互信息，MI，Mutual Information，是用于评价相同数据的两个标签之间的相似性度量. 其公式如：

$$MI(U,V)=\sum _{i=1}^{|U|}\sum _{j=1}^{|V|}\frac{|U_i\cap V_j|}{N}log\frac{N|U_i\cap V_j|}{|U_i||V_j|}$$

其中，$|U_i|$ 是聚类簇 $U_i$ 中的样本数；$|V_j|$ 是聚类簇 $V_j$ 中的样本数.
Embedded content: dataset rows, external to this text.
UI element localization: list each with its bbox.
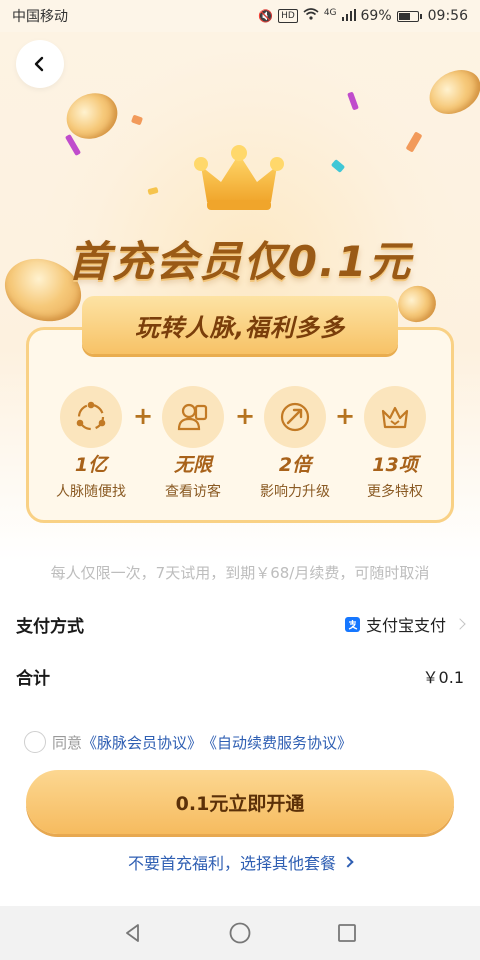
payment-method-label: 支付方式 bbox=[16, 616, 84, 637]
benefit-value: 13项 bbox=[372, 454, 418, 476]
network-type: 4G bbox=[323, 8, 337, 18]
benefit-visitors: 无限 查看访客 bbox=[148, 386, 238, 501]
benefit-value: 2倍 bbox=[278, 454, 312, 476]
auto-renew-agreement-link[interactable]: 《自动续费服务协议》 bbox=[202, 732, 352, 753]
benefit-label: 影响力升级 bbox=[260, 484, 330, 500]
other-plans-link[interactable]: 不要首充福利，选择其他套餐 bbox=[0, 850, 480, 874]
signal-icon bbox=[341, 8, 356, 24]
influence-icon bbox=[264, 386, 326, 448]
benefit-value: 1亿 bbox=[74, 454, 108, 476]
chevron-right-icon bbox=[342, 856, 354, 868]
activate-button[interactable]: 0.1元立即开通 bbox=[26, 770, 454, 834]
nav-home-button[interactable] bbox=[220, 913, 260, 953]
agreement-prefix: 同意 bbox=[52, 733, 83, 752]
battery-percent: 69% bbox=[360, 8, 392, 24]
benefit-label: 更多特权 bbox=[367, 484, 423, 500]
promo-headline: 首充会员仅0.1元 bbox=[67, 237, 413, 286]
crown-icon bbox=[194, 145, 284, 210]
membership-agreement-link[interactable]: 《脉脉会员协议》 bbox=[82, 732, 202, 753]
battery-icon bbox=[396, 10, 422, 22]
back-arrow-icon bbox=[34, 56, 44, 72]
payment-method-text: 支付宝支付 bbox=[365, 616, 446, 635]
agreement-row: 同意 《脉脉会员协议》 《自动续费服务协议》 bbox=[24, 730, 352, 754]
triangle-back-icon bbox=[126, 924, 140, 942]
back-button[interactable] bbox=[16, 40, 64, 88]
benefits-card-title: 玩转人脉,福利多多 bbox=[82, 296, 398, 354]
system-nav-bar bbox=[0, 906, 480, 960]
circle-home-icon bbox=[229, 922, 251, 944]
carrier-name: 中国移动 bbox=[12, 9, 68, 25]
square-recents-icon bbox=[337, 924, 356, 942]
benefit-network: 1亿 人脉随便找 bbox=[46, 386, 136, 501]
trial-notice: 每人仅限一次，7天试用，到期￥68/月续费，可随时取消 bbox=[50, 564, 430, 582]
payment-method-value[interactable]: 支付宝支付 bbox=[344, 612, 466, 636]
benefit-influence: 2倍 影响力升级 bbox=[250, 386, 340, 501]
alipay-icon bbox=[344, 616, 360, 632]
other-plans-text: 不要首充福利，选择其他套餐 bbox=[127, 854, 336, 873]
agreement-checkbox[interactable] bbox=[24, 731, 46, 753]
crown-outline-icon bbox=[364, 386, 426, 448]
mute-icon: 🔇 bbox=[258, 9, 274, 23]
total-row: 合计 ￥0.1 bbox=[16, 661, 464, 691]
total-label: 合计 bbox=[16, 668, 50, 689]
payment-method-row[interactable]: 支付方式 支付宝支付 bbox=[16, 609, 466, 639]
benefit-privileges: 13项 更多特权 bbox=[350, 386, 440, 501]
status-icons: 🔇 HD 4G 69% 09:56 bbox=[258, 8, 468, 24]
benefit-label: 查看访客 bbox=[165, 484, 221, 500]
nav-recents-button[interactable] bbox=[327, 913, 367, 953]
chevron-right-icon bbox=[454, 618, 466, 630]
hd-icon: HD bbox=[278, 9, 298, 23]
battery-level-fill bbox=[398, 12, 411, 20]
total-value: ￥0.1 bbox=[422, 668, 464, 687]
nav-back-button[interactable] bbox=[113, 913, 153, 953]
clock: 09:56 bbox=[427, 8, 468, 24]
benefit-label: 人脉随便找 bbox=[56, 484, 126, 500]
coin-decoration bbox=[421, 61, 480, 123]
wifi-icon bbox=[303, 8, 319, 24]
visitors-icon bbox=[162, 386, 224, 448]
status-bar: 中国移动 🔇 HD 4G 69% 09:56 bbox=[0, 0, 480, 32]
network-icon bbox=[60, 386, 122, 448]
benefit-value: 无限 bbox=[173, 454, 212, 476]
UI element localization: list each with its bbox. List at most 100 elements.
MI 是与标签的绝对值无关的：类别或聚类簇标签值的排列方式不会改变 MI 结果.

MI 还具有对称性.

MI 常用的两种形式为，归一化互信息(NMI, Normalized Mutual Information) 和可调整互信息(AMI，Adjusted Mutual Information). 其中，NMI 在论文中更为常用.

1. NMI - sklearn

sklearn.metrics.normalized_mutual_info_score

from sklearn.metrics.cluster import normalized_mutual_info_score

#
c1 = [0, 0, 1, 1]
c2 = [0, 0, 1, 1]
nmi = normalized_mutual_info_score(c1, c2)
print('[INFO]NMI: ', nmi)
# 1.0 

2. AMI - sklearn

sklearn.metrics.adjusted_mutual_info_score

$$AMI(U,V)=\frac{MI(U,V)-E(MI(U,V))}{avg(H(U),H(V))-E(MI(U,V))}$$

from sklearn.metrics.cluster import adjusted_mutual_info_score

#
c1 = [0, 0, 1, 1]
c2 = [0, 0, 1, 1]
ami = adjusted_mutual_info_score(c1, c2)
print('[INFO]AMI: ', ami)
# 1.0